The rise of autonomous agents: How AI is reshaping the banking sector in Australia and New Zealand - The Legend of Hanuman

The rise of autonomous agents: How AI is reshaping the banking sector in Australia and New Zealand


By Jeremy Thomas, Regional Sales Director at Backbase

 

The banking sector in Australia and New Zealand is undergoing a transformation driven by Artificial Intelligence (AI), with organisations rapidly integrating AI-powered solutions into their operations.

According to consulting firm Bain, 59% of banks globally are already exploring generative AI for customer service applications, while 55% are leveraging it for software development. However, the industry is now moving beyond initial experiments, embracing agentic AI, which promises to redefine banking operations.

From experimentation to implementation

The banking sector’s initial foray into AI began with coding assistance tools such as GitHub Copilot, primarily for internal use. Cautious adoption led to the introduction of chatbots designed to handle routine customer queries.

However, the landscape is shifting. The advent of autonomous AI agents is enabling banks to streamline operations, enhance customer interactions, and increase revenue through personalisation and automation.

Initially viewed as a tool to improve call centre efficiency, AI has now evolved into a strategic asset.
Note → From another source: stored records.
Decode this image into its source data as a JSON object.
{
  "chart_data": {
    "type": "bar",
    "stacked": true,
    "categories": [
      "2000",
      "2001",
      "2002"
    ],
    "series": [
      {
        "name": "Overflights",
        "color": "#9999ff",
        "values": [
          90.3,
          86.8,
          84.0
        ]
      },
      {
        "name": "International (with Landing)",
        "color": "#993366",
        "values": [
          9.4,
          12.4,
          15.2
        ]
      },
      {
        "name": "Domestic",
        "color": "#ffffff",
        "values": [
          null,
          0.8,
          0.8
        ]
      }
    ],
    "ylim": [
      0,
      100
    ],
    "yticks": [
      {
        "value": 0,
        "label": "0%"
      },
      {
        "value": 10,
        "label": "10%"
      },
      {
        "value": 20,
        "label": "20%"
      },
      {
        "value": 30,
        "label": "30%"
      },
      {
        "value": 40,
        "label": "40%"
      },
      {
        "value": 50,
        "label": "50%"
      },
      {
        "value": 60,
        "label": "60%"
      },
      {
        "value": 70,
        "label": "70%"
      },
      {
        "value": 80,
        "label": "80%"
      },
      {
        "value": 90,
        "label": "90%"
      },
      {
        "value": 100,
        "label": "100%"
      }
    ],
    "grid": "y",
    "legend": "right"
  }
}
Banks are finding that AI agents can significantly reduce labour costs, simplify banking processes, and enhance customer service. By minimising administrative burdens and accelerating data processing, AI is poised to transform financial services. 
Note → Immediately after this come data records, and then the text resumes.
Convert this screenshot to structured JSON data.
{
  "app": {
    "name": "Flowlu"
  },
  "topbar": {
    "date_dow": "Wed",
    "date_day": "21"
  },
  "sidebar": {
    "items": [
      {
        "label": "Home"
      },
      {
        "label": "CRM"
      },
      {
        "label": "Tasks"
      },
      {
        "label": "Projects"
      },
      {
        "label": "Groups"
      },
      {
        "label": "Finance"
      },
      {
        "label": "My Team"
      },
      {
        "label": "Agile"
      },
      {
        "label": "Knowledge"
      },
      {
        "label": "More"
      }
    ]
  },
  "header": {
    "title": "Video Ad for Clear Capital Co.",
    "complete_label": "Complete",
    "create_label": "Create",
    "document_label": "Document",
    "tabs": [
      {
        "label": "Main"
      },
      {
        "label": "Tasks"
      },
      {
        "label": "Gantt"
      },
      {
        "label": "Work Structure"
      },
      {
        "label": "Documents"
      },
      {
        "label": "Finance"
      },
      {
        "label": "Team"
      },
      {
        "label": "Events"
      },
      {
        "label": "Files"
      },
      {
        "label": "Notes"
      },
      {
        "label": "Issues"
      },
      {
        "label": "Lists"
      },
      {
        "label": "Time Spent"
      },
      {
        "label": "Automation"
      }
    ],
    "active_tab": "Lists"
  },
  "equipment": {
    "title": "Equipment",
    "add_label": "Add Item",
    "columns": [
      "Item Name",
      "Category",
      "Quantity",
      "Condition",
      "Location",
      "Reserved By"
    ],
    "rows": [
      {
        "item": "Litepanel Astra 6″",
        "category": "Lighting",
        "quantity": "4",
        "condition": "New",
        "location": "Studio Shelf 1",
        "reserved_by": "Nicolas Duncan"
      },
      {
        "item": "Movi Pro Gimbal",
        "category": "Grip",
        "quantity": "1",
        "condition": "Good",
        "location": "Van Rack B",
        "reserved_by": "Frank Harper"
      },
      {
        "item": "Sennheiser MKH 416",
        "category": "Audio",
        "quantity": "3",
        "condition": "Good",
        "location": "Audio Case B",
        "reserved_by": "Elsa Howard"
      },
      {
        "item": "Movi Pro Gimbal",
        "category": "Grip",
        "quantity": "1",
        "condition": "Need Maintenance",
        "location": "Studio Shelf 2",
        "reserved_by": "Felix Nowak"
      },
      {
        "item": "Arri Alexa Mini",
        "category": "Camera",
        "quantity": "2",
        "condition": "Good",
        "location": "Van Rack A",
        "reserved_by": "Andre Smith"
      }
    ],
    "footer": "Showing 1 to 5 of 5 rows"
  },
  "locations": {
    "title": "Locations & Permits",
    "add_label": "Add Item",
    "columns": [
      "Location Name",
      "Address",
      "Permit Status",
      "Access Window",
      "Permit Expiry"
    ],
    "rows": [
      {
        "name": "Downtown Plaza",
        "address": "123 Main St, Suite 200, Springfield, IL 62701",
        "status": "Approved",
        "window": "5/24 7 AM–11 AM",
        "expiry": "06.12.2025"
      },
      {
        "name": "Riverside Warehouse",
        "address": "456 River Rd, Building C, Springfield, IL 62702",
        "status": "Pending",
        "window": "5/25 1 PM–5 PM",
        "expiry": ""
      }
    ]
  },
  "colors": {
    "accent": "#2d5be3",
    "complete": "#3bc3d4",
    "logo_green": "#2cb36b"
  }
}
Unlocking AI’s full potential

Despite AI’s promise, its effectiveness hinges on a bank’s ability to integrate AI agents into its broader digital infrastructure. Engagement banking platforms are crucial in this regard, providing a unified environment where AI agents can access data and workflows in real-time.
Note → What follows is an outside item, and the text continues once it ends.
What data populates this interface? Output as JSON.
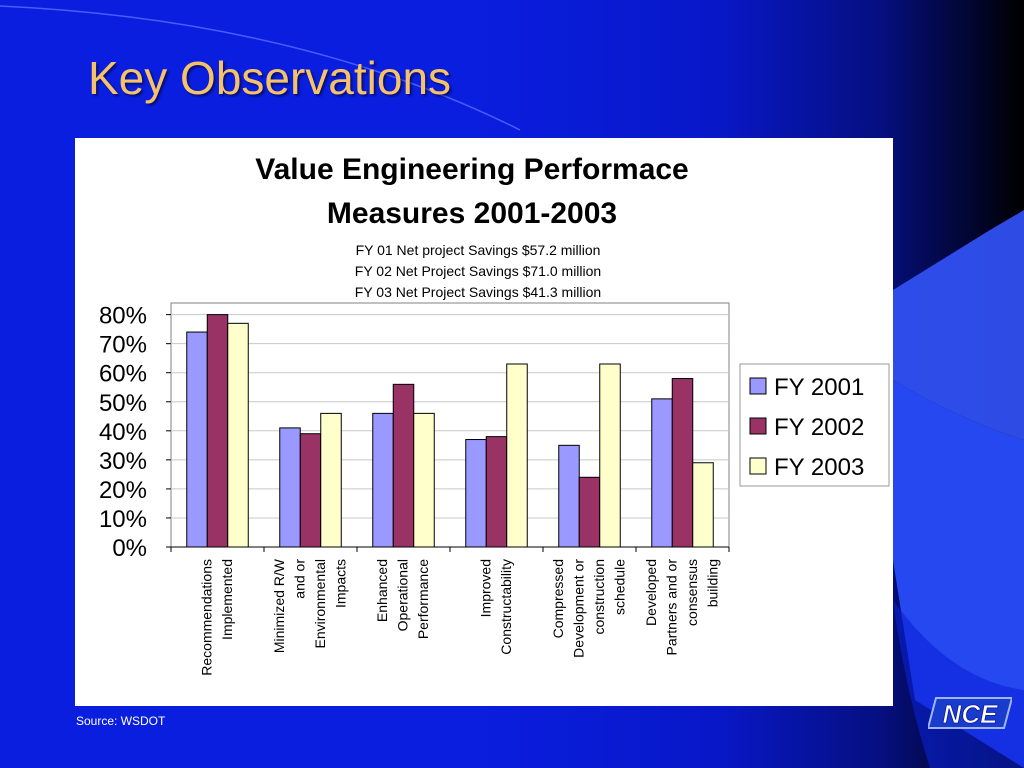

These platforms allow seamless AI integration across multiple banking functions, from customer service to mortgage lending.

For example, AI-powered agents can collect and verify customer documents, assess creditworthiness, and connect all relevant stakeholders, thereby streamlining the lending process.

Without a centralised platform, banks may struggle to harness AI’s full potential, leaving them at a competitive disadvantage. 

The ‘build vs. buy’ debate

A key question for banks is whether to develop proprietary AI tools or invest in pre-built solutions. The answer often lies in a hybrid approach. Organisations can start with ready-made AI solutions to accelerate deployment while simultaneously developing customised tools to address unique business needs.

An engagement banking platform plays a crucial role in this strategy. It provides access to pre-configured AI capabilities such as Customer Lifetime Orchestration to enhance customer acquisition and product activation. Enabling banks to build specialised workflows, this flexible approach allows organisations to innovate rapidly while maintaining control over their AI-driven operations. 

The cost of inaction

While early adopters are already reaping the benefits of AI, laggards risk falling behind. Though some organisations may not yet feel the impact, the competitive gap is widening. Banks that fail to invest in AI now may struggle to keep pace with technological advancements and shifting customer expectations.

The window for experimentation is closing. Institutions that do not develop a structured AI strategy will find it increasingly difficult to compete with frontrunners who are already refining their AI-driven processes.

Fortunately, the cost and complexity of AI implementation have declined, making this the ideal moment for banks to take decisive action. 

Addressing internal resistance

Despite AI’s advantages, some banking professionals remain sceptical. Concerns about job displacement and reduced human interaction persist. Overcoming these challenges requires a proactive approach from leadership.

Executives should familiarise themselves with AI technologies before guiding their teams through the transition. Encouraging staff to experiment with AI in their workflows can demystify the technology and highlight its benefits. By fostering a culture of innovation, banks can ease the adoption process and maximise AI’s impact. 

Key considerations for AI adoption

For banks looking to implement AI effectively, several factors must be addressed. These include:

  1. Cultural readiness: Leadership must promote an open-minded approach to AI. Employees should view AI as an enabler rather than a threat, focusing on its potential to enhance productivity and customer experience.
  2. Unified digital infrastructure: Implementing an engagement banking platform will ensure seamless AI integration across departments, enabling real-time data access and process automation.
  3. Incremental implementation: While the potential of AI is vast, banks should take a phased approach to adoption. Starting with targeted use cases allows for smoother implementation and greater long-term success.

The Road Ahead

AI’s role in banking is no longer speculative – it is a necessity. The industry is shifting from AI experimentation to full-scale deployment, and institutions that hesitate risk obsolescence.

By embracing AI-driven solutions, banks can enhance operational efficiency, provide superior customer experiences, and maintain a competitive edge in an increasingly digital financial landscape.

As AI continues to evolve, so must banking strategies. A well-executed AI roadmap will not only future-proof institutions but also unlock new opportunities for growth and innovation in the financial services sector.